Transcript of talk: "The future and promise of Quality Teams in KDE"

KDE Contributor and Developer Conference

Notes taken by: Jonathan Riddell (these are not official material)

More information on the talk can be found here

The Quality Team project started this year by Carlos Leonhard Woelz.

The motivation

Currently developers talk to developers through mailing lists, IRC etc; users talk to users (productively) on sites like KDE-Look and KDE-Apps; users talk to developers via news sites (to some extent) and bugzilla. Developers talk to users via blogs (which has been improved with kdedevelopers.org and planetkde) and through the press. This isn't ideal.

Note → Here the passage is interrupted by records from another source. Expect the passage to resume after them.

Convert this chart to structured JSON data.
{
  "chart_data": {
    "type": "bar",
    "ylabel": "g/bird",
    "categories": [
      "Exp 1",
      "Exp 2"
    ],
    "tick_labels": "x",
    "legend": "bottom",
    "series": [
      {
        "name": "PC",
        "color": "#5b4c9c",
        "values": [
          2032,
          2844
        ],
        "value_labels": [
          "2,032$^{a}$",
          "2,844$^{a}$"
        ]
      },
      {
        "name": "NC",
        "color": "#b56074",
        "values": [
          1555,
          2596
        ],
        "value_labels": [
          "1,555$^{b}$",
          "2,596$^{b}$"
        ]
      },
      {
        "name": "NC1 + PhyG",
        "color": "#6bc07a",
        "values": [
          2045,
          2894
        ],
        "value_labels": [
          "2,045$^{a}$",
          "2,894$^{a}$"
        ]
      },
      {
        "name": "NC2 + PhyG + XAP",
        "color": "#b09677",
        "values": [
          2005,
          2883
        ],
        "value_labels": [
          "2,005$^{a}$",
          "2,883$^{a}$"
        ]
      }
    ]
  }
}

Scenario 1: user wants a feature and enters it into the beasties database. The developer reports asking for technical details. User then becomes confused and gives up. Maybe the developer implements something, but it's not what the user wants, and so the user starts spamming web sites with the bug report looking for votes and flaming developers.

Scenario 2: user wants to help KDE project, learns a little C++ but doesn't know where to help, asks on mailing lists and looks at beastie database for jobs. User realises they aren't a good coder so does documentation, moves around until finds place in project. There is psychological barrier between being user and developer.

Scenario 3: developer wants a new splash screen, e-mails some artists and may or may not get a good splash screen. If he does, it's probably a lot of work.

The solution

Quality Teams sit between developers and users (in fact they overlap since developers and users can be in the quality teams). Can help with beastie database management, user interface and general testing, documentation, communication and promotion and anything else they can do.

Scenario 1 again, user knows some C++, e-mails kde-quality list, gets ideas for what to do, does them with help from Quality Team memebrs.

Scenario 2: developer wants a new splash screen, asks quality team, quality team create a competition on kde-look and promote it to get a result.

Quality teams improve the whole of KDE by helping users and developers.

They have a kde-quality mailing list, but discussions often move onto specific list e.g. kde-multimedia to prevent duplication. Quality Team wiki pages, help new contributers into the world of KDE. Developers and users can also just ask for help, this is welcome.

Developers can benefit from Quality Teams and Quality Teams need developers. So Tom is asking for developers to get more involved in working with Quality Teams. Things for developers to do:

  • Be aware of Quality Teams and be in contact with Quality Teams
  • Maintain task lists
  • actively recruit people e.g. in your .sig or in news site comments
  • lurk on kde-quality mailing list
  • ask for help, kde-quality will do better the more that people throw at it

Quality teams can break down the divide between users and developers, give new opportunities and improve KDE.